Yuri Tkachev: Not an isolated case

The March 19 arrest and detention of Yuri Tkachev comes amid a new political crackdown that the Ukrainian government has been carrying out during the present crisis.

  • On Feb. 24, after Russia launched what it calls its “special military operation” in Ukraine, President Volodymyr Zelensky declared martial law. (5)
  • On March 19 and 20, Zelensky invoked his new emergency powers to outlaw 11 opposition political parties, accusing them of being “pro-Russian,” even though many of them had opposed the Russian invasion. Most were small, but one, the Opposition Platform for Life, came in second in the recent elections and had held 10 percent of the 450 seats in the Ukrainian Parliament. (6) The Communist Party of Ukraine had already been banned in 2015.
  • That same weekend, the president nationalized television news, combining all national TV channels into one government-run platform to create a “unified information policy.” (7) Meanwhile, many individual leftists have come under attack, including Mikhail and Aleksandr Kononovich, brothers and youth leaders of the Communist Party of Ukraine who were jailed earlier in March. International demands for their release have been ignored by Kiev. (8)
  • In Kiev, the SBU arrested and imprisoned Yan Taksyur, a 70-year-old Orthodox journalist and TV presenter. According to the Ukrainian journalist Miroslava Berdnik, Taksyur, a cancer patient, lost consciousness from pain and was visited by a doctor, but was not allowed to be sent to a hospital. (9)
  • Alexey Albu, a spokesperson for the leftist organization Borotba, said the group’s members and supporters have been targeted since the war began, with the whereabouts of many unknown. (8)

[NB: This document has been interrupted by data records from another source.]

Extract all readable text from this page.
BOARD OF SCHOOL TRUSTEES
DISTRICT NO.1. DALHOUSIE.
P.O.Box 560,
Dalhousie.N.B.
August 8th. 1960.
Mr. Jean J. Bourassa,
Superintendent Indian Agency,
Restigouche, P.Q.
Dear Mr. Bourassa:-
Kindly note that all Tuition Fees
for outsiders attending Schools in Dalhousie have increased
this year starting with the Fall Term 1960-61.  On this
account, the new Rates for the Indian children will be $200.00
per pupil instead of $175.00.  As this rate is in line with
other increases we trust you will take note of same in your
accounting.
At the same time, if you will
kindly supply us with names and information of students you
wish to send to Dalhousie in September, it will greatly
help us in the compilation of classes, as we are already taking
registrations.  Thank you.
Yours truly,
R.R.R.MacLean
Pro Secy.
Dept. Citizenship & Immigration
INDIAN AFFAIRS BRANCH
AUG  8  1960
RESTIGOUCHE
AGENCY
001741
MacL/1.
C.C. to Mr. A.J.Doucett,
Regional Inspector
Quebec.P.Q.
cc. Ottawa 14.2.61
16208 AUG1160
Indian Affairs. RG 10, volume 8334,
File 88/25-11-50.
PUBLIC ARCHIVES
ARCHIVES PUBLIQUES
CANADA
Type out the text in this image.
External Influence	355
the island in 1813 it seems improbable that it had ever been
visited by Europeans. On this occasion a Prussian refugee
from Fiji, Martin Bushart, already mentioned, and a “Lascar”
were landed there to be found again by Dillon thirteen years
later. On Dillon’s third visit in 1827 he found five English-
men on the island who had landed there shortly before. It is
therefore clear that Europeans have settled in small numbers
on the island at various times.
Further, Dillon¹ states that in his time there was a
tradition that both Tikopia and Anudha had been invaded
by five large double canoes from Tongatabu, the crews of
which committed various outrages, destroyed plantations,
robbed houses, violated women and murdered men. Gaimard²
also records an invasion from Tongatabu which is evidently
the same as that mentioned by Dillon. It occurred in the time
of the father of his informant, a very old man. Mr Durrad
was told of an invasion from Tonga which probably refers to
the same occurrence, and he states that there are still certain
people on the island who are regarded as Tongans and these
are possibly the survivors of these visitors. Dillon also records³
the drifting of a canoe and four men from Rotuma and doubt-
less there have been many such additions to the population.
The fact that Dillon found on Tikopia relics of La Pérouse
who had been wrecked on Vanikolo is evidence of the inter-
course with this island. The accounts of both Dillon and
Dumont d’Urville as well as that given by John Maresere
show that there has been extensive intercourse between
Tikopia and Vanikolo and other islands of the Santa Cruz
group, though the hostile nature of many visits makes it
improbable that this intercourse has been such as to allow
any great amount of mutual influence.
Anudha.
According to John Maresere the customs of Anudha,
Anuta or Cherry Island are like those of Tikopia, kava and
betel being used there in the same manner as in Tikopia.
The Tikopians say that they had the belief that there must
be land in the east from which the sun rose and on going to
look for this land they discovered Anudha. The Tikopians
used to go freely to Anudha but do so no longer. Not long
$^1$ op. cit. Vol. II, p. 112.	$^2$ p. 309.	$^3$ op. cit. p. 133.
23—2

The present conflict between Russia and Ukraine is being presented in the West as a struggle between a dictatorship and a democracy, but it’s a strange democracy that bans opposition political parties, takes over the media, arrests and frames up journalists and turns a blind eye to atrocities committed by neo-Nazi militias.

It might be time to start questioning our own media – again.